The calf had significant bites with visible open wounds on both rear legs. Rollins said it was unable to travel and was left behind with his mother who was also showing lameness. At the corrals, 130 cows were counted and 124 calves, including the pair left on the hillside. Four of those calves showed visible wounds on their rear legs and hindquarters.

The calf left on the hillside was later euthanized and the carcass investigated. Again, wolves were seen in close proximity during the investigation.

“So at this point Chad had three calves confirmed killed, four confirmed injured and three missing in 48 hours,” Rollins said. “If you total that up, sold as 550 pound calves, that’s a $10,000 loss.”

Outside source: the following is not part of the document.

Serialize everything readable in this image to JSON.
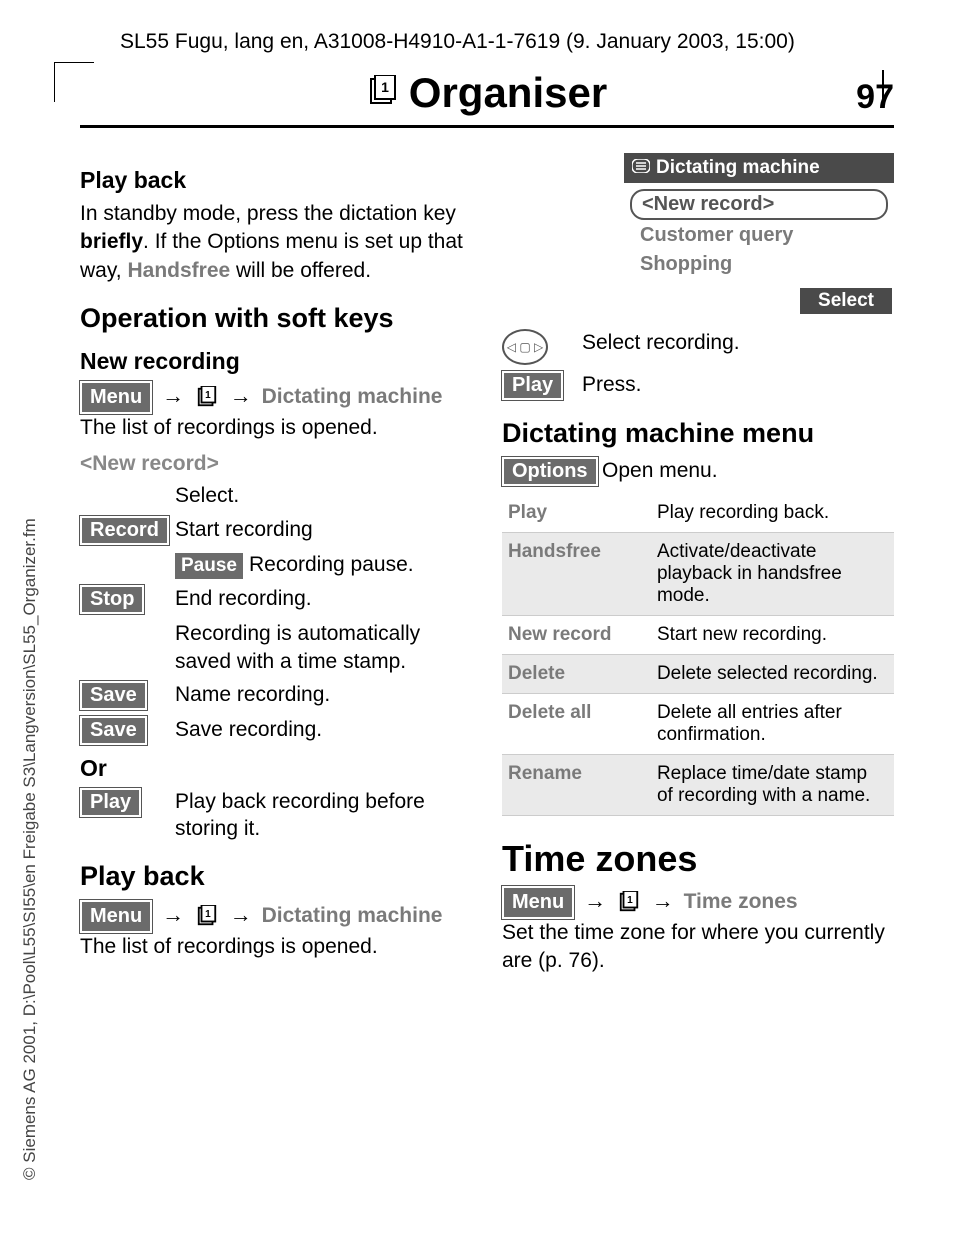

According to Michelle Dennehy of Oregon Department of Fish and Wildlife, OR-50 moved into the Pine Creek Wildlife Unit in Baker County last fall and joined up with a female wolf, OR-36.

Rollins said there have been regular sightings of wolves within 400 yards of the Pine Valley Ranch shop outside of Halfway where he recently retired as manager. Fish and Wildlife biologists have repeatedly hazed wolves away from the ranch headquarters.

“The ODFW guys have done a remarkable job hazing — they were concerned there would be depredations in the spring time,” Rollins said. “They ran wolves probably 20 miles with helicopters back into the forest to the Imnaha River again and that lasted about 36 hours.”

In the next few days Rollins said eight more producers are getting set to turn out cattle in the low hills where Delcurto’s cattle are grazing. Convinced the wolves will continue attacking livestock, Rollins said he anticipates a decision from the state on the kill request this week.